Editoriaux - Environnement - Société - 9 juin 2019

Honte à ceux qui prennent l’avion !

On n’a pas encore tout vu, mais le delirium écologique commence à faire de sérieux ravages. En Suède, pays de la jeune « écolomanipulée » que Macron a reçue en grande pompe, ceux qui pèsent l’« empreinte carbone » sur une balance de dealer viennent, en effet, de s’apercevoir qu’un passager aérien dégageait 20 fois plus de gaz carbonique (CO2) que son compère ferroviaire.
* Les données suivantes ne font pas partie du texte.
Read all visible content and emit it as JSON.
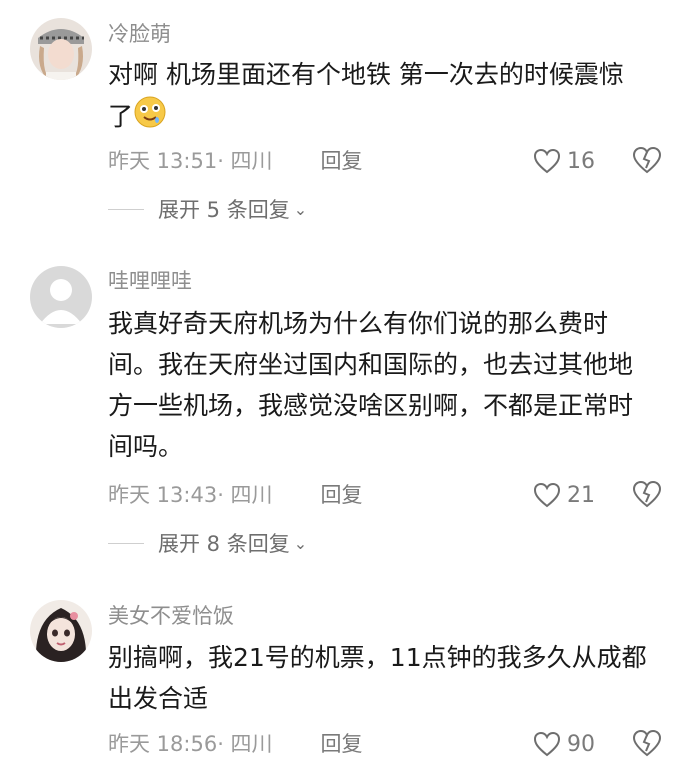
{
  "comments": [
    {
      "username": "冷脸萌",
      "text": "对啊 机场里面还有个地铁 第一次去的时候震惊\n了",
      "meta": "昨天 13:51· 四川",
      "reply_label": "回复",
      "likes": "16",
      "expand_label": "展开 5 条回复",
      "emoji_icon": "drooling-face-emoji"
    },
    {
      "username": "哇哩哩哇",
      "text": "我真好奇天府机场为什么有你们说的那么费时\n间。我在天府坐过国内和国际的，也去过其他地\n方一些机场，我感觉没啥区别啊，不都是正常时\n间吗。",
      "meta": "昨天 13:43· 四川",
      "reply_label": "回复",
      "likes": "21",
      "expand_label": "展开 8 条回复"
    },
    {
      "username": "美女不爱恰饭",
      "text": "别搞啊，我21号的机票，11点钟的我多久从成都\n出发合适",
      "meta": "昨天 18:56· 四川",
      "reply_label": "回复",
      "likes": "90"
    }
  ],
  "colors": {
    "text": "#1a1a1a",
    "muted": "#9a9a9a",
    "heart_outline": "#6e6e6e"
  }
}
D’où la mode du flygskam (« honte de voler » pour des raisons écologiques), qui a déjà provoqué un recul de 6 % sur les vols intérieurs et de 2 % sur les vols internationaux.

Il n’en faut pas plus à des députés Verts de chez nous pour applaudir en cadence à cette idée géniale et proposer d’interdire les vols intérieurs quand une liaison par train de moins de cinq heures est possible ou s’il existe une ligne de train plus longue de 2 heures 30 maximum que l’avion.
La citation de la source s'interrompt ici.